The work by Justus Ndukaife, assistant professor of electrical engineering, and Sen Yang, a recent Ph.D. graduate from Ndukaife’s lab in Interdisciplinary Materials Science under Ndukaife, was published in Nature’s Light: Science and Applications journal.
In their paper, they show how an engineered nanostructured surface – quasi-BIC dielectric metasurface – can be used to trap micro and sub-micron particles within seconds, which they say helps in the transport of analytes to biosensing surfaces. The metasurface can also serve as a sensor to detect the aggregated particles or molecules, and can be used to enhance fluorescence or Raman signals from the molecules, thereby boosting detection sensitivity, according to the researchers.
“Such a capability could be utilized to detect cancer associated vesicles after aggregating the vesicles for longitudinal patient treatment monitoring and early detection,” says Ndukaife, who heads the Laboratory for Innovation in Optofluidics and Nanophotonics (LION) at Vanderbilt.

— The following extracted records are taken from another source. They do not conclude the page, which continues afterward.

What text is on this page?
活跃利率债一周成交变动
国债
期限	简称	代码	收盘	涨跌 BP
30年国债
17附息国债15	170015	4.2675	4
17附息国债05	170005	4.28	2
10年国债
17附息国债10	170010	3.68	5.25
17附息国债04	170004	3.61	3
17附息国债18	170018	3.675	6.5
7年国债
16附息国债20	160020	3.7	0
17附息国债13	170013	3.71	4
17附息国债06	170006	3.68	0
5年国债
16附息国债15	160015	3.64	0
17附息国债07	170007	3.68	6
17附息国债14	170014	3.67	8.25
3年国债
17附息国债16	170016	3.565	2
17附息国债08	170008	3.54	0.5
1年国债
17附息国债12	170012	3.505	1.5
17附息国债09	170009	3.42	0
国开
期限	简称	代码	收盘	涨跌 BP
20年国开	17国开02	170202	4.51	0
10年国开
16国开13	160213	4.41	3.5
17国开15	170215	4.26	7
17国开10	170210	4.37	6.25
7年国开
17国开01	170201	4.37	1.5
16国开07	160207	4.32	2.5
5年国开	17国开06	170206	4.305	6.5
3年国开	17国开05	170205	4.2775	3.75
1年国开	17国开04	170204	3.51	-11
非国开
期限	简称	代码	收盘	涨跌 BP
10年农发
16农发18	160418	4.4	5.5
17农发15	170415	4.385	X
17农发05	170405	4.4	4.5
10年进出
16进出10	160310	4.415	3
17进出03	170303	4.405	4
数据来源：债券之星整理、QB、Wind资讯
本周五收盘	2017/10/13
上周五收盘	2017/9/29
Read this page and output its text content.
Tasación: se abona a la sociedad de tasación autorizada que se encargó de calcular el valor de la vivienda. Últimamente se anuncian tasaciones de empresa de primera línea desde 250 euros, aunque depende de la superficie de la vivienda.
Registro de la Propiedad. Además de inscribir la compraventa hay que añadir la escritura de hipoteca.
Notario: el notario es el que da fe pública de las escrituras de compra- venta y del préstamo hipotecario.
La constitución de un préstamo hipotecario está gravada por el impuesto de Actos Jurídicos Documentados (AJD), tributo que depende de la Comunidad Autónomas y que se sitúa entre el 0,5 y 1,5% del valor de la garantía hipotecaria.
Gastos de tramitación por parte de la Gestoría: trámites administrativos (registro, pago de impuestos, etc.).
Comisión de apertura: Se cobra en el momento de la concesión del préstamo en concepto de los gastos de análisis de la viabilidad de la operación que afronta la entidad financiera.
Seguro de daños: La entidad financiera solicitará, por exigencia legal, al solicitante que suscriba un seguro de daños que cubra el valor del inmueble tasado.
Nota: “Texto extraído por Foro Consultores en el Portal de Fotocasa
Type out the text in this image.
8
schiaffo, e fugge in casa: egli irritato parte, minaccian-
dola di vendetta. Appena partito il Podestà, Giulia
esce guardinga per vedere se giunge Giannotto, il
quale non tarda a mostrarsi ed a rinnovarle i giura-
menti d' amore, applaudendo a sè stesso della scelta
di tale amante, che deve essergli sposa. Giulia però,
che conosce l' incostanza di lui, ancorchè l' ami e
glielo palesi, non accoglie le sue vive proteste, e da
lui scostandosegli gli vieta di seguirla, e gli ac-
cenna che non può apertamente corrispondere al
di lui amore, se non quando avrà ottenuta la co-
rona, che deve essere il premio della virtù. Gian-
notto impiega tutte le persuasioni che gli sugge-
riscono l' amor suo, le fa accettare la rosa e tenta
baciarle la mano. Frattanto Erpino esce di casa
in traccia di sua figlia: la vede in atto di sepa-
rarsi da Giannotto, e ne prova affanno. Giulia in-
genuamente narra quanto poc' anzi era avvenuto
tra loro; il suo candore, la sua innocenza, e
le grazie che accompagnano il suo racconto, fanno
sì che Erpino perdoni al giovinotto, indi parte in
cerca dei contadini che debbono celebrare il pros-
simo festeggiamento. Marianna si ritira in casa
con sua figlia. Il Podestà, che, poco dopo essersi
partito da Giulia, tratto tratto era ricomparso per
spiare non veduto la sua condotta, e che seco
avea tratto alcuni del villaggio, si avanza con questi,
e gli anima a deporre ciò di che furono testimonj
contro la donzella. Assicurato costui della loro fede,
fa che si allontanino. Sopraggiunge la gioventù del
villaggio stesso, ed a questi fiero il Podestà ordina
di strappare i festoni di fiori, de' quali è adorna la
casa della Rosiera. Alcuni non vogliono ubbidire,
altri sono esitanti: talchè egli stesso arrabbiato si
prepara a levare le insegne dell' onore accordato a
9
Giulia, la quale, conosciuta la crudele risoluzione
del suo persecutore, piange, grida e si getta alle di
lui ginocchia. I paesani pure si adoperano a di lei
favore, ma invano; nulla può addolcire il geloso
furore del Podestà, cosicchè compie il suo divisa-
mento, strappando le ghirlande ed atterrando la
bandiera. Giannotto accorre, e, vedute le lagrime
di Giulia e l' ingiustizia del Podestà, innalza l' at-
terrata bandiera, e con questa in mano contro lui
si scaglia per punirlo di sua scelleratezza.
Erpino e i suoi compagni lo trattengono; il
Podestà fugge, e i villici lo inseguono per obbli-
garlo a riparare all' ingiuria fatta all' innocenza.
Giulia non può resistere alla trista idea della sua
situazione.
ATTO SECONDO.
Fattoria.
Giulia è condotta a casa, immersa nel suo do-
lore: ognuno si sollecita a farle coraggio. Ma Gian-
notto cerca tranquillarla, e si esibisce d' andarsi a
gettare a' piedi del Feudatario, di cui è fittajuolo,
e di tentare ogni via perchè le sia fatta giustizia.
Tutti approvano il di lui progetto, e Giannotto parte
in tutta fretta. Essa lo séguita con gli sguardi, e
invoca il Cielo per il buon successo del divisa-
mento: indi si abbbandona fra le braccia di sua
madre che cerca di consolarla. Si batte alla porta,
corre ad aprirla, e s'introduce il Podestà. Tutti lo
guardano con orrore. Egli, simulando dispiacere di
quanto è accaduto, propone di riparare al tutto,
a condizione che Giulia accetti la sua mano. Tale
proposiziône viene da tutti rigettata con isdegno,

He adds, “Our work is the first experimental demonstration of the use of quasi-BIC for manipulating fluid flow and suspended particles.”
Last year, Ndukaife received a prestigious NSF CAREER Award for foundational research in cell-to-cell communication. Part of the five-year, $508,000 grant will support international education and outreach activities to young scholars in West Africa in collaboration with the University of Nigeria, as well as local outreach activities in Nashville.